There is a knock, then a scrape of keys and the door opens to the hostess. She steps in sideways, closes and re-flips the lock. The pre-dentist looks at her through two cupped hands, unsurprised.
‘Just thought I’d see if you were all right.’ She puts her keys on the ceramic sink, wipes a smudge from the surface. ‘We had an unfortunate incident in here last year with a radiologist from Strathfield.’
‘I heard he was very depressed.’
‘Certainly depressed enough.’ She sits beside her and both women place a hand on each knee. ‘It happens like that. Sudden, in your host’s toilet.’ She turns and looks over into the bowl. ‘Hell of a place to choose. I wanted a larger one.’ She flushes it and tuts.
They are silent for a long while with nothing but the occasional hiss of the cistern. Eventually the hostess says, ‘you’re not really a dentist.’
‘I’m getting my qualifications.’
‘But you’re not. Are you.’
The pre-dentist closes her eyes and smiles so widely a flash of filling can be seen. ‘How could you have possibly figured it out?’
‘Your tooth. That pointy one.’
‘No dentist would have a discoloured incisor.’
The pre-dentist stands and puts both hands out in supplication. ‘I did study dentistry. I mean, not at university. From books.’
‘Dentist for a father?’
She stops to think, then stretches out a ‘no.’

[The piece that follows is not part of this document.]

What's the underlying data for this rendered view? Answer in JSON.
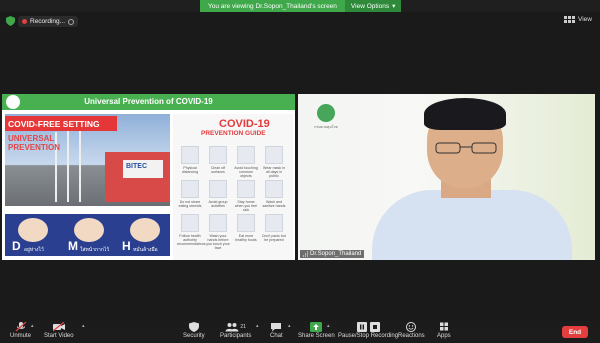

The pre-dentist fiddles with the chain of keys. ‘If I leave now, can you not tell anyone? It so comforts people to be told by a professional that they have broken teeth.’
The hostess brushes a hand toward the door. ‘I won’t say a word.’ She watches her reach for the doorknob.

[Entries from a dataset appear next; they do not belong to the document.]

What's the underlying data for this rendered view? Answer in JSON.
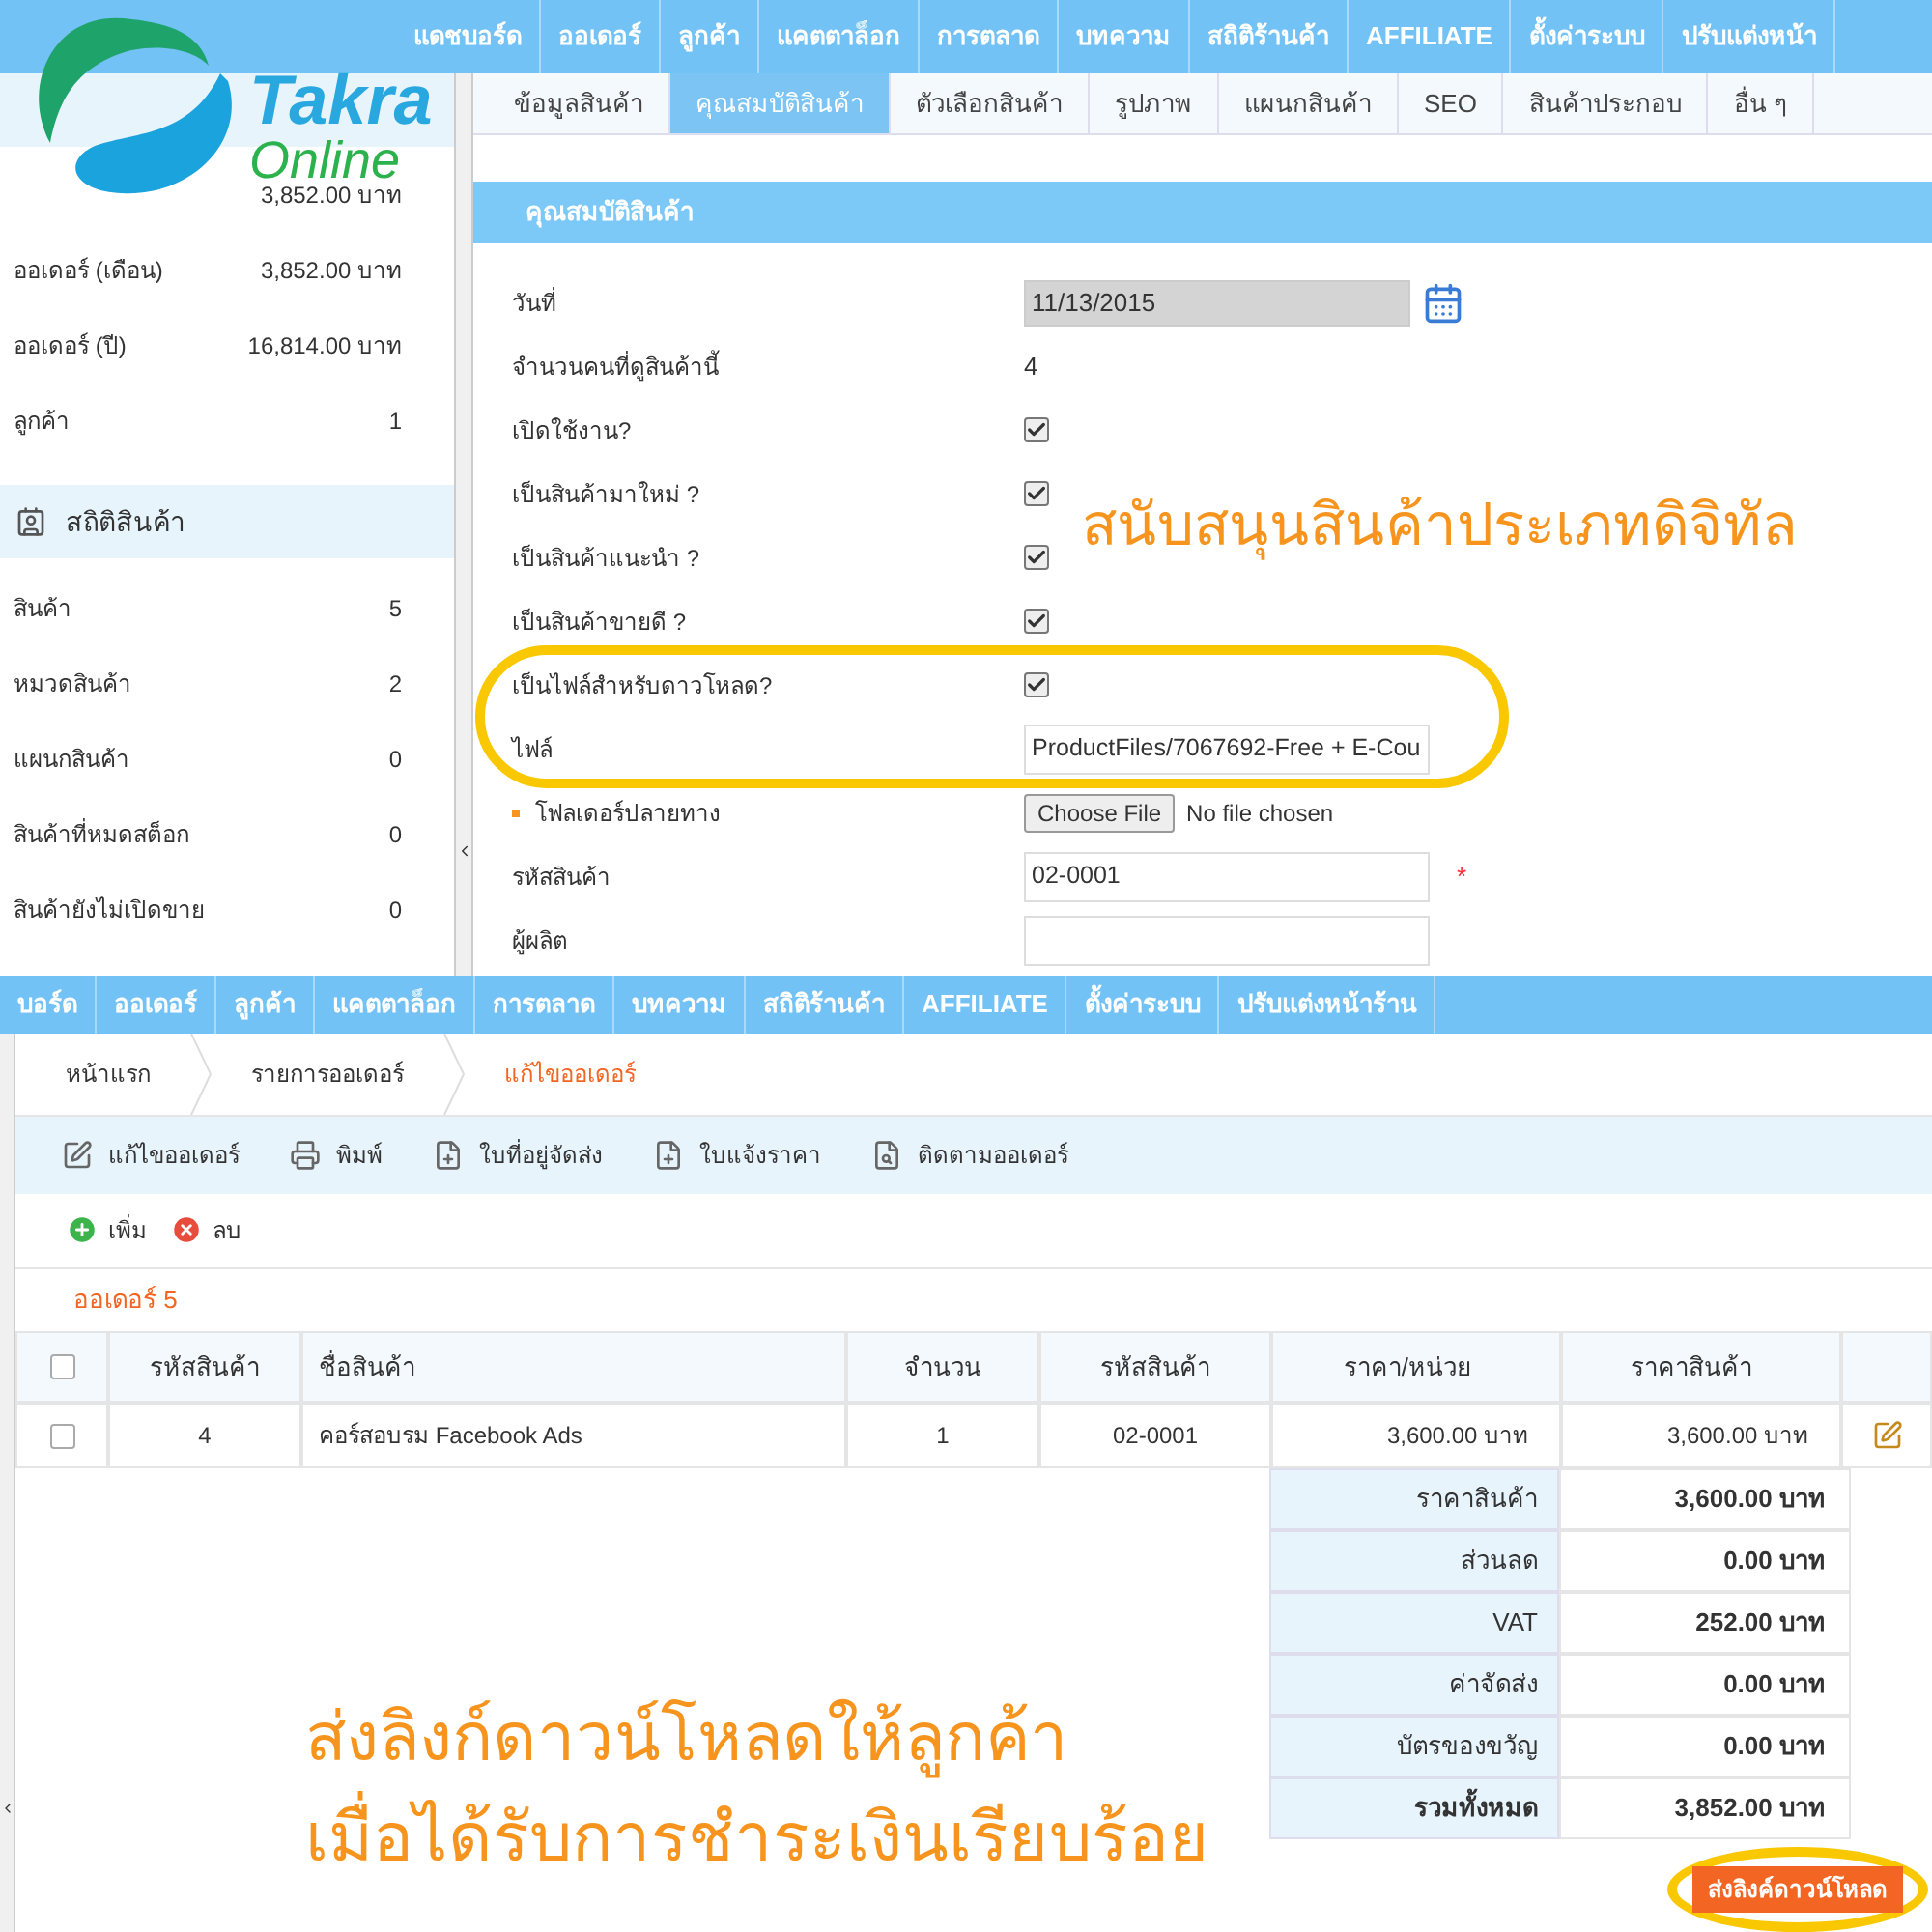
{
  "logo": {
    "line_1": "Takra",
    "line_2": "Online"
  },
  "product_screen": {
    "nav": [
      "แดชบอร์ด",
      "ออเดอร์",
      "ลูกค้า",
      "แคตตาล็อก",
      "การตลาด",
      "บทความ",
      "สถิติร้านค้า",
      "AFFILIATE",
      "ตั้งค่าระบบ",
      "ปรับแต่งหน้า"
    ],
    "sidebar": {
      "sections": [
        {
          "rows": [
            {
              "value": "3,852.00 บาท"
            },
            {
              "label": "ออเดอร์ (เดือน)",
              "value": "3,852.00 บาท"
            },
            {
              "label": "ออเดอร์ (ปี)",
              "value": "16,814.00 บาท"
            },
            {
              "label": "ลูกค้า",
              "value": "1"
            }
          ]
        },
        {
          "title": "สถิติสินค้า",
          "rows": [
            {
              "label": "สินค้า",
              "value": "5"
            },
            {
              "label": "หมวดสินค้า",
              "value": "2"
            },
            {
              "label": "แผนกสินค้า",
              "value": "0"
            },
            {
              "label": "สินค้าที่หมดสต็อก",
              "value": "0"
            },
            {
              "label": "สินค้ายังไม่เปิดขาย",
              "value": "0"
            }
          ]
        }
      ]
    },
    "tabs": [
      {
        "label": "ข้อมูลสินค้า",
        "selected": false
      },
      {
        "label": "คุณสมบัติสินค้า",
        "selected": true
      },
      {
        "label": "ตัวเลือกสินค้า",
        "selected": false
      },
      {
        "label": "รูปภาพ",
        "selected": false
      },
      {
        "label": "แผนกสินค้า",
        "selected": false
      },
      {
        "label": "SEO",
        "selected": false
      },
      {
        "label": "สินค้าประกอบ",
        "selected": false
      },
      {
        "label": "อื่น ๆ",
        "selected": false
      }
    ],
    "panel_title": "คุณสมบัติสินค้า",
    "fields": [
      {
        "kind": "date",
        "label": "วันที่",
        "value": "11/13/2015"
      },
      {
        "kind": "text",
        "label": "จำนวนคนที่ดูสินค้านี้",
        "value": "4"
      },
      {
        "kind": "checkbox",
        "label": "เปิดใช้งาน?",
        "checked": true
      },
      {
        "kind": "checkbox",
        "label": "เป็นสินค้ามาใหม่ ?",
        "checked": true
      },
      {
        "kind": "checkbox",
        "label": "เป็นสินค้าแนะนำ ?",
        "checked": true
      },
      {
        "kind": "checkbox",
        "label": "เป็นสินค้าขายดี ?",
        "checked": true
      },
      {
        "kind": "checkbox",
        "label": "เป็นไฟล์สำหรับดาวโหลด?",
        "checked": true
      },
      {
        "kind": "input",
        "label": "ไฟล์",
        "value": "ProductFiles/7067692-Free + E-Cou"
      },
      {
        "kind": "file",
        "label": "โฟลเดอร์ปลายทาง",
        "button": "Choose File",
        "status": "No file chosen"
      },
      {
        "kind": "input",
        "label": "รหัสสินค้า",
        "value": "02-0001",
        "required_mark": "*"
      },
      {
        "kind": "input",
        "label": "ผู้ผลิต"
      }
    ]
  },
  "order_screen": {
    "nav": [
      "บอร์ด",
      "ออเดอร์",
      "ลูกค้า",
      "แคตตาล็อก",
      "การตลาด",
      "บทความ",
      "สถิติร้านค้า",
      "AFFILIATE",
      "ตั้งค่าระบบ",
      "ปรับแต่งหน้าร้าน"
    ],
    "breadcrumb": [
      {
        "label": "หน้าแรก",
        "current": false
      },
      {
        "label": "รายการออเดอร์",
        "current": false
      },
      {
        "label": "แก้ไขออเดอร์",
        "current": true
      }
    ],
    "toolbar": [
      "แก้ไขออเดอร์",
      "พิมพ์",
      "ใบที่อยู่จัดส่ง",
      "ใบแจ้งราคา",
      "ติดตามออเดอร์"
    ],
    "actions": [
      "เพิ่ม",
      "ลบ"
    ],
    "order_title": "ออเดอร์ 5",
    "table": {
      "header_checked": false,
      "columns": [
        "รหัสสินค้า",
        "ชื่อสินค้า",
        "จำนวน",
        "รหัสสินค้า",
        "ราคา/หน่วย",
        "ราคาสินค้า"
      ],
      "rows": [
        {
          "checked": false,
          "cells": [
            "4",
            "คอร์สอบรม Facebook Ads",
            "1",
            "02-0001",
            "3,600.00 บาท",
            "3,600.00 บาท"
          ]
        }
      ]
    },
    "totals": [
      {
        "kind": "line",
        "label": "ราคาสินค้า",
        "value": "3,600.00 บาท"
      },
      {
        "kind": "line",
        "label": "ส่วนลด",
        "value": "0.00 บาท"
      },
      {
        "kind": "line",
        "label": "VAT",
        "value": "252.00 บาท"
      },
      {
        "kind": "line",
        "label": "ค่าจัดส่ง",
        "value": "0.00 บาท"
      },
      {
        "kind": "line",
        "label": "บัตรของขวัญ",
        "value": "0.00 บาท"
      },
      {
        "kind": "total",
        "label": "รวมทั้งหมด",
        "value": "3,852.00 บาท"
      }
    ],
    "send_button": "ส่งลิงค์ดาวน์โหลด"
  },
  "annotations": {
    "top": "สนับสนุนสินค้าประเภทดิจิทัล",
    "bottom": [
      "ส่งลิงก์ดาวน์โหลดให้ลูกค้า",
      "เมื่อได้รับการชำระเงินเรียบร้อย"
    ]
  }
}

‘I was at the Baulkhan Hills children’s ward fundraiser last year,’ the pre-dentist says. ‘I thought you did a wonderful job.’
‘So did I. People fawn over these doctors and surgeons and chiefs of medicine but really it’s us, the wives behind, that make these things happen.’ She slips a hand through the air to brush a piece of lint from the pre-dentist’s upper arm. ‘We organise and chase up and worry about the money; how much money are we raising, how much do we need, how much will they let us get away with? Do you think doctors give a thought to all that?’ She slaps a hand to her thigh. ‘We do. Women outside the picture.’
‘It’s a very safe place to be.’
When the pre-dentist leaves she takes her umbrella from the deer antler rack, tells the elevator operator to grow his hair out and hails a taxi from the building’s entrance. She looks up at the seventh floor where the flashes of party reflect on the hats of street lamps. The silhouette of the hostess stands out against the lights. She has one hand raised in farewell and the pre-dentist does not return the gesture. She takes her dress off in the taxi with no intention of putting it back on.